Dillon v. U-A Columbia Cablevision of Westchester, Inc. , 100 N.Y.2d 525 ( 2003 )


Menu:
  • 100 N.Y.2d 525 (2003)
    790 N.E.2d 1155
    760 N.Y.S.2d 726

    ADRIANA C. DILLON, on Behalf of Herself and All Others Similarly Situated, Appellant,
    v.
    U-A COLUMBIA CABLEVISION OF WESTCHESTER, INC., Doing Business as TCI CABLE OF WESTCHESTER, Respondent, et al., Defendants.

    Court of Appeals of the State of New York.

    Argued March 26, 2003.
    Decided May 1, 2003.

    Bonnett, Fairbourn, Friedman & Balint, P.C., Phoenix, Arizona (Andrew S. Friedman, Van Bunch and Elaine A. Ryan *526 of counsel), and Caruso & Dillon, P.C., Mamaroneck (John M. Dillon of counsel), for appellant.

    White & Case LLP, New York City (Cyrus Benson III and Martin J. Valasek of counsel), for respondent.

    Before: Chief Judge KAYE and Judges SMITH, CIPARICK, WESLEY, ROSENBLATT, GRAFFEO and READ concur.

    OPINION OF THE COURT

    MEMORANDUM.

    The order of the Appellate Division should be affirmed, with costs.

    Plaintiff, a customer of defendant cable television company, commenced this purported class action for compensatory and punitive damages challenging the $5 late fee she paid to defendant for her late payments.
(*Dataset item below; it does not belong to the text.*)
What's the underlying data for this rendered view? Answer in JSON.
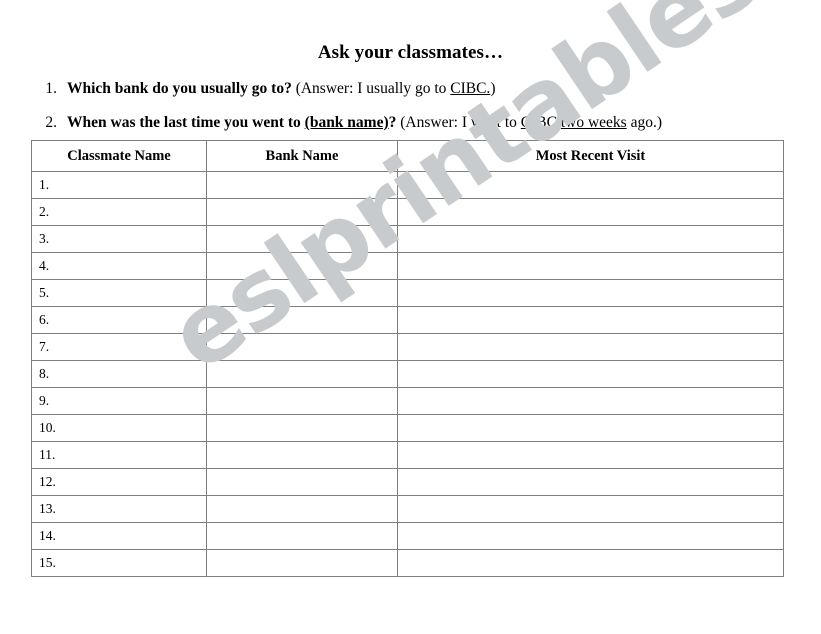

The complaint alleges that, although defendant in its promotional materials characterized the late fee as an administrative fee intended to be a reasonable estimate of its costs resulting from customers' late payments and nonpayments, it was an unlawful penalty bearing no relation to defendant's actual costs incurred in servicing such payments, and plaintiff would not have paid the fee had she known the true facts. Supreme Court granted defendant's motion to dismiss the complaint, and the Appellate Division affirmed.
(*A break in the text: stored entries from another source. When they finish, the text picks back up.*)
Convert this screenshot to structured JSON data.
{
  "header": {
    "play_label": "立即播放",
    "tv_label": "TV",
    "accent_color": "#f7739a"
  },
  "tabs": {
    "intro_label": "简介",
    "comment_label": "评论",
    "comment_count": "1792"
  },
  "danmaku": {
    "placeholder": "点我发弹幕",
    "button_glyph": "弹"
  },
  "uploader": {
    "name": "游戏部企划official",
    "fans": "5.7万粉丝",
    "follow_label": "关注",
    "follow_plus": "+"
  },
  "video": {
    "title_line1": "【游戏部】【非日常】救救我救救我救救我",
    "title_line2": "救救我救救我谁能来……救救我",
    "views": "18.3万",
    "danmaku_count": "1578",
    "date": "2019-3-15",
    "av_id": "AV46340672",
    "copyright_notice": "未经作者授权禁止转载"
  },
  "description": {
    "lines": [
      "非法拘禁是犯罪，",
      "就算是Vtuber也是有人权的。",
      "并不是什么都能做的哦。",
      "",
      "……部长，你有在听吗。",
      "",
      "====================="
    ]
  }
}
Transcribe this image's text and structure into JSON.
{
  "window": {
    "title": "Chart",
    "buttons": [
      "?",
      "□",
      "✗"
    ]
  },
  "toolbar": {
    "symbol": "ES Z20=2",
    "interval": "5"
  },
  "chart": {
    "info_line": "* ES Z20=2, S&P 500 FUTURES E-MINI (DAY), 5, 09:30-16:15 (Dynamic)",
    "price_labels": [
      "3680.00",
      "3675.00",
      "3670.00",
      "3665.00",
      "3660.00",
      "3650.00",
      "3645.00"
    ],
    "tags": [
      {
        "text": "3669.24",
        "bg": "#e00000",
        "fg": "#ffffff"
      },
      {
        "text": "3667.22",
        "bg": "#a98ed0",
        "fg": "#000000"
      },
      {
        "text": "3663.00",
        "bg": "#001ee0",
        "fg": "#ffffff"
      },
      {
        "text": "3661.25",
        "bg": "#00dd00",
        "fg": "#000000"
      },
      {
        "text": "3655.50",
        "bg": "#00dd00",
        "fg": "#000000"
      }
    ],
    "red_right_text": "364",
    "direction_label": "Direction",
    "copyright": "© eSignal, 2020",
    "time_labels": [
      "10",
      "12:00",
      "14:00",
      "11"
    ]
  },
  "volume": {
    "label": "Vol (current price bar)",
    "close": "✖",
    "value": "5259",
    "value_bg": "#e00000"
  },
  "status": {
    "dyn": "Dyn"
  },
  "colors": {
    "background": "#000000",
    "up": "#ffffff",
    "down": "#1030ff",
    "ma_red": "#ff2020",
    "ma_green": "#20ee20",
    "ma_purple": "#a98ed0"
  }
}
    We agree with both lower courts that the voluntary payment doctrine bars plaintiff's complaint. That common-law doctrine bars recovery of payments voluntarily made with full knowledge of the facts, and in the absence of fraud or mistake of material fact or law (see Gimbel Bros. v Brook Shopping Ctrs., 118 AD2d 532, 535-536 [1986]). Here, no fraud or mistake is alleged in that, according to the complaint, plaintiff knew she would be charged a $5 late fee if she did not make timely payment. Alleged mischaracterization of a $5 late fee as an administrative fee does not overcome application of the voluntary payment doctrine.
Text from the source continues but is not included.